Picket Fence Post

September 14, 2009

NYT Addresses Walking to School

Filed under: Education, Parenting News — Tags: , , , — Meredith O'Brien @ 3:13 pm

We’ve dished in this space about how kids don’t seem to walk to school anymore like they used to back in the day. I’ve often  quoted rabble-rouser author Lenore Skenazy (of the Free Range Kids) on this subject where she’s mused about how overprotective today’s parents can be.

And this past Sunday, the New York Times ran a large article on the front page of the Styles section entitled, “Why Can’t She Walk to School? An Issue That Distills the Anxieties at the Heart of Modern Parenting.” It chronicled how hyper-parental anxiety, plus the heightened fear of abductions fueled by massive media coverage of disappearances, has driven parents to feel compelled to monitor their kids at all times when going to and from school, never mind letting them walk to school on their own. An excerpt:

“. . . [A] generation of parents and administrations have created dense rituals of supervision around what used to be a mere afterthought of childhood: taking yourself to and from school.

Certain realities also shape these procedures, such as the schedules of working parents, unsafe neighborhoods and school transportation cuts.

But when these constraints are mixed with anxiety over transferring children from the private world of family to the public world of school, the new normal can look increasingly baroque. Now, in some suburbs, parents and children sit in their cars at the end of driveways, waiting for the bus . . . Children are driven to school two blocks away. At some schools, parents drive up with their children’s names displayed on their dashboards, a school official radios to the building and each child is escorted out.

When to detach from the parental leash?”

Truth telling time: I still accompany my 8-year-old to the bus stop on my street. But it’s not because I think anything bad is going to happen to him. Believe me, I’d rather drink my coffee and read the papers while listening to Morning Joe in the background, but I just can’t resist the little man when he begs me to go out there with him so he’s not bored while waiting there alone until the other two families arrive. Plus, he’s the only boy at the bus stop.

But this will be the last year of my going to the bus stop with him. Next year, he’ll join his brother and sister, now 11 years old, who walk to their bus stop together and seem to be doing just fine. If the schools my children attend were within walking distance of the house, you bet I’d be in favor of them using some good, old fashioned shoe leather.

How do your kids get to school via bus, walking/biking or by car? Do you accompany your kids to the bus stops?

Image credit: Jamie Kripke/New York Times.

September 19, 2008

Walking to School: A Dying Art

My town doesn’t have neighborhood schools. It doesn’t have crossing guards. There’s virtually nothing that encourages students to walk to school.

When my three kids were attending the grade school less than a mile away from my house, I spoke with the principal about having them walk to school and was told that there were no crossing guards therefore I’d have to walk with them each way because there was a street to cross. When I inquired about having them ride bikes, the principal paused — this, apparently was an odd inquiry, even though there is a small bike rack in front of the school – and repeated that a parent had to accompany the kids.

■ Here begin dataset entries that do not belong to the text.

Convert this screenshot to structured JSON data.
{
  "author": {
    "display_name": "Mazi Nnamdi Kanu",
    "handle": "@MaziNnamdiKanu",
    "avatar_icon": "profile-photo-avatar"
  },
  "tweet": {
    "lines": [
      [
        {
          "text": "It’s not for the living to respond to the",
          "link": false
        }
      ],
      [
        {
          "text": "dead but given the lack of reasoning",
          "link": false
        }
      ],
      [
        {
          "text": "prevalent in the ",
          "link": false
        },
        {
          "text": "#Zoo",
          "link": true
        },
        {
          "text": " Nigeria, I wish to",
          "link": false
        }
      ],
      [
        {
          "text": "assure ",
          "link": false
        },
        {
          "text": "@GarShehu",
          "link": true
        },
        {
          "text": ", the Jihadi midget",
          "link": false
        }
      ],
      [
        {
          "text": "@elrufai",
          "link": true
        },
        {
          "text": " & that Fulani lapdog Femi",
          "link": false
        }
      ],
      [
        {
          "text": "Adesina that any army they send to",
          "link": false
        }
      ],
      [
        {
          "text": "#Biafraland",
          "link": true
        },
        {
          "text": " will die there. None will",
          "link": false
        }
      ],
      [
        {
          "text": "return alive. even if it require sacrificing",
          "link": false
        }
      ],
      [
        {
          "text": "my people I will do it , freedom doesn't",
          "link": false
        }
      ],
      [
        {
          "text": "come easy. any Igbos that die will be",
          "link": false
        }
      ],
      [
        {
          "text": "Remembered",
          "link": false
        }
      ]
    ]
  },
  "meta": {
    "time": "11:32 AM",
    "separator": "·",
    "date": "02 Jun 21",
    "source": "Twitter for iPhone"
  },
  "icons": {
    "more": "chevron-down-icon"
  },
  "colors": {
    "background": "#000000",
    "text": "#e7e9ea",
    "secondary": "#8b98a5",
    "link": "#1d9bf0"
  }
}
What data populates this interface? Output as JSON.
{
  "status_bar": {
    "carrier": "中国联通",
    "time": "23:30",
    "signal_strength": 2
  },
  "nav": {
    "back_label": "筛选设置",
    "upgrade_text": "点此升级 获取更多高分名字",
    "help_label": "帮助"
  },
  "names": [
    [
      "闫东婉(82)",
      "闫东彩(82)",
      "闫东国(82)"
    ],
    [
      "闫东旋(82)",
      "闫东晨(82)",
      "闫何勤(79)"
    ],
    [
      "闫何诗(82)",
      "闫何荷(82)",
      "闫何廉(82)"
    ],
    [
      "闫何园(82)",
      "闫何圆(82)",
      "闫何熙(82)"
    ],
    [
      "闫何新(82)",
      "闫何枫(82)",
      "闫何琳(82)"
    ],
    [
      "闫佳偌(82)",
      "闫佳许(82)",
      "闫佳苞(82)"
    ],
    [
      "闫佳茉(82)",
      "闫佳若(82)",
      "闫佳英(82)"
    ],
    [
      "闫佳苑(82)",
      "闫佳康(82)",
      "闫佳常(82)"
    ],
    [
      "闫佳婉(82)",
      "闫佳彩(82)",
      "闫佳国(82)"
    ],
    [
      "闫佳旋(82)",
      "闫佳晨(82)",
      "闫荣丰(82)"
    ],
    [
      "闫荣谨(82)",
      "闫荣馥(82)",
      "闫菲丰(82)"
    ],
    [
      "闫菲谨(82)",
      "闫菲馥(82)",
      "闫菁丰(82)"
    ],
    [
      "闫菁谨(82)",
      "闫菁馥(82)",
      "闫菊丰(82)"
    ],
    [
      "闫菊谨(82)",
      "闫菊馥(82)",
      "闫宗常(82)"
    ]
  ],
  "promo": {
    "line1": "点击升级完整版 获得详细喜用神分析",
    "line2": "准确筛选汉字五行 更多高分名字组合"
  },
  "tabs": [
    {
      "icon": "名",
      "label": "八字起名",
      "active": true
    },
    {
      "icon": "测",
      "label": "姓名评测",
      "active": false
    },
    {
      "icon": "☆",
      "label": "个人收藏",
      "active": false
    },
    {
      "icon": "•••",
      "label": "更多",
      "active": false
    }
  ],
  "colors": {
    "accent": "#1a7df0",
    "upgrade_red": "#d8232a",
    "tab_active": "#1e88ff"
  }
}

So for the one year that my children attended the same school, we tried to walk and/or ride bikes or scooters as often as possible, enabled by the fact that I was working from home. By the time my older children reached an age where I’d consider allowing them to walk to school solo, they’d already moved on to another school across town.

I was reminded of my kids’ walking to school experiences when I read a page one story in the Boston Globe today about parents who are trying to spark a ”walk-to-school movement.” “One major obstacle remains,” the article said, “parents who are fearful of letting their children leave home on their own.” The article mentioned that in several Boston suburbs parents are trying to organize “walking groups” of children supervised by adults, and that school districts are hiring “walking coordinators” and enlisting the help of crossing guards.

One stat in the article stood out: 42 percent of school children walked to school 40 years ago, compared to only 15 percent today. Why is this the case? The article indicated that the trend away from neighborhood schools, as well as busier schedules could be blamed. Plus, if today’s kids require a parental supervisor that wouldn’t work if parents have jobs where they can’t show up late in the mornings or if they can’t leave work in order to walk the kids home. And, if you’ve got students attending multiple schools, there’s another strike against walking. Meanwhile, all we hear about is childhood obesity.

The answer? I wish we could go back to the days of neighborhood schools and retiree crossing guards like when I was a kid. I don’t think that’s going to be happening any time soon, at least in my town.

If, however, you live close enough to a school where you could consider having your children walk, check out the Fearless Walkers web site, by a Stoneham, Mass. parent who told the Globe, “I feel when [the students] walk the half-mile to school and get the fresh air, they sit more comfortably in their seats in class and are ready to learn.” There’s also the Massachusetts Safe Routes to School web site which promotes “alternative” ways to get to school, and a federal Centers for Disease Control and Prevention program called Kids Walk to School.